Dystopia is still, surprisingly, the It Thing for YA fiction. Which is slightly annoying because for every good one, at least three feel like The Hunger Games lite (our lovely fad reignite-r). The following is a list of common re-occurrences I have noticed over the years, based off books I have read and found on shelves. (WARNING: sarcasm!)
  1. 1.
    Create your Heroine
    Or hero on occasion. She'll be conventionally pretty yet also mostly (if not completely) friendless. Does she have a family? Maybe but it's rarely important.
  2. 2.
    Give her a name!
    The more ridiculous the better. Because that's the way to emphasis dystopia. Strange/uncommon names.
  3. 3.
    Think of a setting
    It should be something with the vague feeling of districts, in homage to the great one that restarted this genre. Or pick a random buzz topic from the news and go with that without much extra thought. Probably should vaguely set it in America. In fact, just America. Other continents do not exist. Also there was probably a war of some kind. It's mandatory.
  4. 4.
    World Building
    Who cares? Not like dystopia is based off social commentary or anything. Just mention a vague bunch of things like global warming, an invasion or even superpowers with the government melting down in its wake.

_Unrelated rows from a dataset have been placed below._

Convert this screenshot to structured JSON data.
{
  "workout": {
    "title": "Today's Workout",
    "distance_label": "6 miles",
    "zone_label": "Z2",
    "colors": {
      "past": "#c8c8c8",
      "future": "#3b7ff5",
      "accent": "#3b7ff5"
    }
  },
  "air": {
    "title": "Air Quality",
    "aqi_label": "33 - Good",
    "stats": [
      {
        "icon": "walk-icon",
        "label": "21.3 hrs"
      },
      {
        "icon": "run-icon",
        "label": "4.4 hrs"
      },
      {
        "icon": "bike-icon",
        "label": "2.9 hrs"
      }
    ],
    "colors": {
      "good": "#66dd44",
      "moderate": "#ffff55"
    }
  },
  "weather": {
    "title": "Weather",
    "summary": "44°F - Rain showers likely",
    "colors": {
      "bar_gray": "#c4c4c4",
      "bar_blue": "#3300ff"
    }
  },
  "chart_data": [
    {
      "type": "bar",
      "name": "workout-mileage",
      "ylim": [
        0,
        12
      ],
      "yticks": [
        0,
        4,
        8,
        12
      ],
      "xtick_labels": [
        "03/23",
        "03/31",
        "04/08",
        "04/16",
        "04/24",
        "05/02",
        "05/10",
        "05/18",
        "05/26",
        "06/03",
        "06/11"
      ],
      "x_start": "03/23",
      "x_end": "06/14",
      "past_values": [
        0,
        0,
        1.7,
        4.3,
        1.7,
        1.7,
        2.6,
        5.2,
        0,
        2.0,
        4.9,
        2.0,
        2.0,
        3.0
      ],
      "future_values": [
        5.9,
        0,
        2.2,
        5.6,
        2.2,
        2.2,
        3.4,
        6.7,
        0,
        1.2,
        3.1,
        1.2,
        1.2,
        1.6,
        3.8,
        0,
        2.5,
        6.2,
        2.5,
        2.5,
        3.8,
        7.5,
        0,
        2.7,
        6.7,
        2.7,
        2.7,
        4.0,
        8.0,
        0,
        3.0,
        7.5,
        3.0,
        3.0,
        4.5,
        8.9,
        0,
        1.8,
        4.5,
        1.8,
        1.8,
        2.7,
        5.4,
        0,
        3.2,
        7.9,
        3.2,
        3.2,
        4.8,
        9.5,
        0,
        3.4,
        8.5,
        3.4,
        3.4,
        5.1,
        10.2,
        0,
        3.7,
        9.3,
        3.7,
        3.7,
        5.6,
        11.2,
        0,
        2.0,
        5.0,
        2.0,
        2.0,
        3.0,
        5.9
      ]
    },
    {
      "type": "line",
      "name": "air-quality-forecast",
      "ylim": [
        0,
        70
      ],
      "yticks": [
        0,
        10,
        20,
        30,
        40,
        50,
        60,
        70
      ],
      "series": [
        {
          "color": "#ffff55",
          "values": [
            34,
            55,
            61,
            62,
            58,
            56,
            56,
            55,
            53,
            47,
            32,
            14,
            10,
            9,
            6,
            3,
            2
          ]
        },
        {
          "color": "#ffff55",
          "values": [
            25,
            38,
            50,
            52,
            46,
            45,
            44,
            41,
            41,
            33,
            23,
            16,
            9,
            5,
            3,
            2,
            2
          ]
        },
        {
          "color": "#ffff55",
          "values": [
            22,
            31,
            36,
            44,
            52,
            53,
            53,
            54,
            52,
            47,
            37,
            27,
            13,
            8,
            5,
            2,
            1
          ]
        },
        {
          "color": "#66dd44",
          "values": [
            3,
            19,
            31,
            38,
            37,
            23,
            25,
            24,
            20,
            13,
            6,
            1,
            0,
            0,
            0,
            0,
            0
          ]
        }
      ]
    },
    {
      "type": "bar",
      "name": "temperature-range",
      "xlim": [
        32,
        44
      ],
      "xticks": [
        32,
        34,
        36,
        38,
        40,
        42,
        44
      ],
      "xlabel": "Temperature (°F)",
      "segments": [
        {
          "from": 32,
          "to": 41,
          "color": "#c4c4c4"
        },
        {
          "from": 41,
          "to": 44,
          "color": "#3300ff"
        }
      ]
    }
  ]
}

No one will care once the romance starts.
  5. 5.
    Perspective
    In a nutshell: First person. With only one view point, your protagonist. You can use this to get away with no explaining things about the setting to your readers. Also make sure they spend half their time worrying about their love interest or their attractiveness rather than whatever situation you put them in. Because that's COMPLETELY logical.
  6. 6.
    Build the romantic interest!
    This'll be the key thing that carries your story. The romantic relationship. No other kind of relation is important. Make him or her ridiculously attractive so that your protagonist will get distracted at plot convenient moments. Also make it SUPER obvious the moment that person shows up. Insta-love is the best after all.
  7. 7.
    The love triangle!
    For tension. Always. Did your protagonist have a friend? Congrats, Insta-drama. Not like relationship drama could come from anything else, like different views or anything. No siree.
  8. 8.
    Diversity of any kind
    Vague references, underdeveloped or the first to die. But hey! You included them! Pat yourself on the back you good author you. You are clearly raising the bar.
  9. 9.
    Key words
    It just isn't a dystopia without new-fangled words to refer to things. In fact just grab existing words and throw them in a new context without any explanation ever. Does it sound potentially stupid? Even better.
  10. 10.
    Series length
    Trilogy? Probably a trilogy. You'll also probably map out the relationship of your protagonist better than the actual dystopia portion of the story. Who even needs a satisfying ending?
  11. 11.
    Optional: Movie deal!
    Make it movie adaptable. Don't bother trying to use the written medium in any unique way because that isn't fun.
  12. 12.
    And that's it!
    Congrats my friend, you've got an average bare minimum YA dystopia.